BTW, there is a place called freecycle.org where people recycle free stuff. There are groups around Portland and So. Maine. What do you need or want to get rid of?
A former member
Post #: 92
I have read that uncomposted material such as wood chips or leaves only rob soil of nitrogen (and I assume any other nutrients) if they are dug in, but used as a mulch they are fine.
Lisa F.
lisa.f.organizer
Group Organizer
Portland, ME
Post #: 243
David's right that it's ideal to sheet mulch the previous fall, but it is by no means out of the question if you want to plant this year as long as you "beef up" your mulch and be selective with what you grow there this year.

It also looks like you're going with sheaves of wet newspaper which is by far better than cardboard for the beds. Cardboard is great for paths or to suppress really tough areas for a season or two before converting to growth. Again, no need to til under your sheet mulch.

As I mentioned before, there's no one accepted recipe for sheet mulch. You are on the right track with your materials. If you're planting within a month or two of creating these beds, then go a bit heavier on the top layers with your compost and/or compost/loam mix so you have a medium to plant into. I recommend just taking your trowel and cutting open a planting hole just below your straw layer and putting your seeds or starts into those holes. Depending on what you're planting you can amend into that hole w/more compost, etc. and you can leave the mulch peeled back a bit around the plant if you want the sun to warm the soil. Pull it back in close later on in the season.

My best advice is to experiment with what works well for you and maybe try 2 or 3 diff methods and take notes on your results. Our sheet mulching has definitely evolved and probably still will...

Oh, I will say that one bed we mulched about 18" - 20" deep "collapsed" to nearly flat within one season...the worms et al did their work and we had the most gorgeous black gold just under the paper layer. So don't worry about going too thick.
zengeos
zengeos
Gorham, ME
Post #: 23
Thanks for the replies all. I just don't want all my efforts this year, growing from seed, sheet mulching, etc to all be for naught.

The area I am planning on sheet mulching is actually around 50 feet behind the house. I hope to use companion planting/guilds to keep the deer from making a quick lunch of everything. The area has been lawn for oh...3 years and before that was basically a wildflower field with lots of hay mixed in.

The whole area was a more traditional farm field for years before my house and several others were built.

So, if I figure on 2-3 bales of straw per bed, 1 to 1 1/12 yards of compost, and, perhaps, underneath all that, an inch of manure, I should be ok. I might actually be OK with a yard of compost for each 4 x 25 bed, if my calculations are ok, and a 3-3 1/2 deep layer of compost is ok
A former member
Post #: 85
You might want to consider matching the nutrients in your compost to the nutrients preferred by different vegetable and fruit groups; also consider the impact on PH levels as well as trace minerals.

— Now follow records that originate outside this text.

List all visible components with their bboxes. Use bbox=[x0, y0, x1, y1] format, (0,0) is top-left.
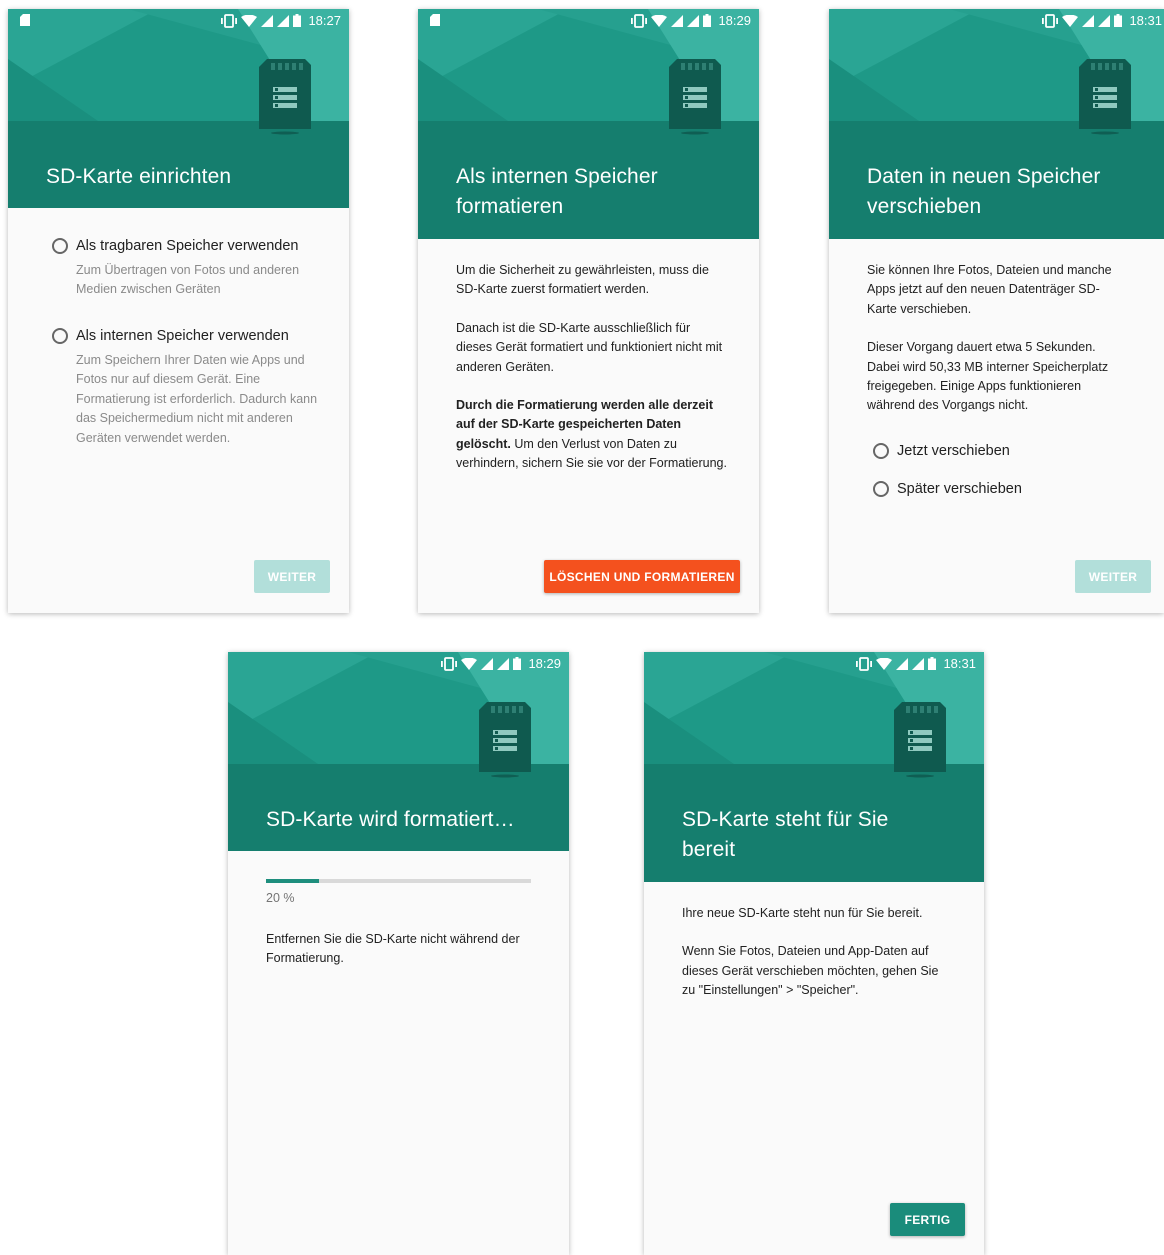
screen-sd-ready: 18:31 SD-Karte steht für Sie bereit Ihre… bbox=[644, 652, 984, 1255]
sd-card-small-icon bbox=[430, 14, 440, 26]
screen-setup-sd-card: 18:27 SD-Karte einrichten Als tragbaren … bbox=[8, 9, 349, 613]
signal-icon bbox=[687, 15, 699, 27]
page-title: SD-Karte steht für Sie bereit bbox=[682, 808, 889, 861]
warning-paragraph: Durch die Formatierung werden alle derze… bbox=[456, 396, 729, 474]
sd-card-storage-icon bbox=[479, 702, 531, 778]
battery-icon bbox=[1114, 14, 1122, 27]
paragraph: Ihre neue SD-Karte steht nun für Sie ber… bbox=[682, 906, 923, 920]
done-button[interactable]: FERTIG bbox=[890, 1203, 965, 1236]
signal-icon bbox=[896, 658, 908, 670]
radio-description: Zum Speichern Ihrer Daten wie Apps und F… bbox=[76, 353, 318, 445]
radio-label: Jetzt verschieben bbox=[897, 443, 1010, 459]
clock: 18:31 bbox=[943, 656, 976, 671]
radio-button-icon[interactable] bbox=[873, 481, 889, 497]
page-title: SD-Karte einrichten bbox=[46, 165, 232, 188]
signal-icon bbox=[671, 15, 683, 27]
signal-icon bbox=[261, 15, 273, 27]
radio-option-portable[interactable]: Als tragbaren Speicher verwenden Zum Übe… bbox=[52, 237, 322, 300]
content: Um die Sicherheit zu gewährleisten, muss… bbox=[456, 261, 729, 493]
clock: 18:31 bbox=[1129, 13, 1162, 28]
screen-format-internal: 18:29 Als internen Speicher formatieren … bbox=[418, 9, 759, 613]
clock: 18:29 bbox=[528, 656, 561, 671]
paragraph: Sie können Ihre Fotos, Dateien und manch… bbox=[867, 263, 1112, 316]
battery-icon bbox=[293, 14, 301, 27]
battery-icon bbox=[703, 14, 711, 27]
radio-label: Als internen Speicher verwenden bbox=[76, 328, 289, 344]
vibrate-icon bbox=[856, 657, 872, 671]
status-bar: 18:27 bbox=[8, 9, 349, 33]
radio-button-icon[interactable] bbox=[52, 328, 68, 344]
content: Entfernen Sie die SD-Karte nicht während… bbox=[266, 930, 533, 988]
screen-formatting: 18:29 SD-Karte wird formatiert… 20 % Ent… bbox=[228, 652, 569, 1255]
paragraph: Dieser Vorgang dauert etwa 5 Sekunden. D… bbox=[867, 340, 1109, 413]
wifi-icon bbox=[651, 15, 667, 27]
signal-icon bbox=[912, 658, 924, 670]
content: Ihre neue SD-Karte steht nun für Sie ber… bbox=[682, 904, 948, 1020]
header: Als internen Speicher formatieren bbox=[418, 121, 759, 239]
radio-button-icon[interactable] bbox=[52, 238, 68, 254]
radio-button-icon[interactable] bbox=[873, 443, 889, 459]
page-title: Daten in neuen Speicher verschieben bbox=[867, 165, 1101, 218]
radio-description: Zum Übertragen von Fotos und anderen Med… bbox=[76, 263, 300, 297]
signal-icon bbox=[481, 658, 493, 670]
paragraph: Entfernen Sie die SD-Karte nicht während… bbox=[266, 932, 520, 966]
radio-option-move-later[interactable]: Später verschieben bbox=[873, 480, 1022, 499]
wifi-icon bbox=[461, 658, 477, 670]
progress-bar bbox=[266, 879, 531, 883]
vibrate-icon bbox=[1042, 14, 1058, 28]
progress-fill bbox=[266, 879, 319, 883]
status-bar: 18:31 bbox=[644, 652, 984, 676]
signal-icon bbox=[1082, 15, 1094, 27]
radio-option-move-now[interactable]: Jetzt verschieben bbox=[873, 442, 1010, 461]
status-bar: 18:31 bbox=[829, 9, 1164, 33]
page-title: SD-Karte wird formatiert… bbox=[266, 808, 515, 831]
page-title: Als internen Speicher formatieren bbox=[456, 165, 658, 218]
sd-card-storage-icon bbox=[669, 59, 721, 135]
sd-card-storage-icon bbox=[259, 59, 311, 135]
radio-label: Später verschieben bbox=[897, 481, 1022, 497]
battery-icon bbox=[513, 657, 521, 670]
signal-icon bbox=[277, 15, 289, 27]
screen-move-data: 18:31 Daten in neuen Speicher verschiebe… bbox=[829, 9, 1164, 613]
next-button[interactable]: WEITER bbox=[1075, 560, 1151, 593]
progress-percent: 20 % bbox=[266, 891, 295, 905]
clock: 18:29 bbox=[718, 13, 751, 28]
paragraph: Wenn Sie Fotos, Dateien und App-Daten au… bbox=[682, 944, 939, 998]
wifi-icon bbox=[876, 658, 892, 670]
vibrate-icon bbox=[631, 14, 647, 28]
vibrate-icon bbox=[441, 657, 457, 671]
header: SD-Karte steht für Sie bereit bbox=[644, 764, 984, 882]
sd-card-small-icon bbox=[20, 14, 30, 26]
erase-and-format-button[interactable]: LÖSCHEN UND FORMATIEREN bbox=[544, 560, 740, 593]
wifi-icon bbox=[241, 15, 257, 27]
paragraph: Um die Sicherheit zu gewährleisten, muss… bbox=[456, 263, 709, 297]
battery-icon bbox=[928, 657, 936, 670]
signal-icon bbox=[497, 658, 509, 670]
status-bar: 18:29 bbox=[418, 9, 759, 33]
status-bar: 18:29 bbox=[228, 652, 569, 676]
clock: 18:27 bbox=[308, 13, 341, 28]
vibrate-icon bbox=[221, 14, 237, 28]
paragraph: Danach ist die SD-Karte ausschließlich f… bbox=[456, 320, 723, 374]
sd-card-storage-icon bbox=[1079, 59, 1131, 135]
wifi-icon bbox=[1062, 15, 1078, 27]
radio-option-internal[interactable]: Als internen Speicher verwenden Zum Spei… bbox=[52, 327, 322, 448]
content: Sie können Ihre Fotos, Dateien und manch… bbox=[867, 261, 1128, 435]
next-button[interactable]: WEITER bbox=[254, 560, 330, 593]
sd-card-storage-icon bbox=[894, 702, 946, 778]
radio-label: Als tragbaren Speicher verwenden bbox=[76, 238, 299, 254]
header: Daten in neuen Speicher verschieben bbox=[829, 121, 1164, 239]
signal-icon bbox=[1098, 15, 1110, 27]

and remember that neither scientific gardening nor endless fretting will thwart Mother Nature's helpers.

Good luck, take before & after photos and let us know how the 'experiment' turns out.
Ted M.
TedMarkow
Brunswick, ME
Post #: 13
So, here's a silly newbie question about sheet mulching: Can it be done so that a garden can be planted the same season? I have 3 garden plots that have been used, but depleted (my bad). The last couple of years they were not tended well and became weedy. Is it feasible for me to sheet mulch them as soon as the snow melts in time for me to plant after last frost? Should I add any amendments to the soil before sheet mulching?

Ted
zengeos
zengeos
Gorham, ME
Post #: 28
Ted this is what I plan to do this Spring...sheet mulch in April, plan 4-6 weeks later. Many lasagna gardeners say they plant into their lasagna beds immediately, and sheetmulching is a form of lasagna gardening...or is it vice versa???>>>
Lisa F.
lisa.f.organizer
Group Organizer
Portland, ME
Post #: 254
Hi Ted - see the recent herb spiral discussion thread...
A former member
Post #: 55
Ted,

You can plant transplants or large vegetable seeds the first year just not tiny seeds like carrots etc. that like a finely prepared soil.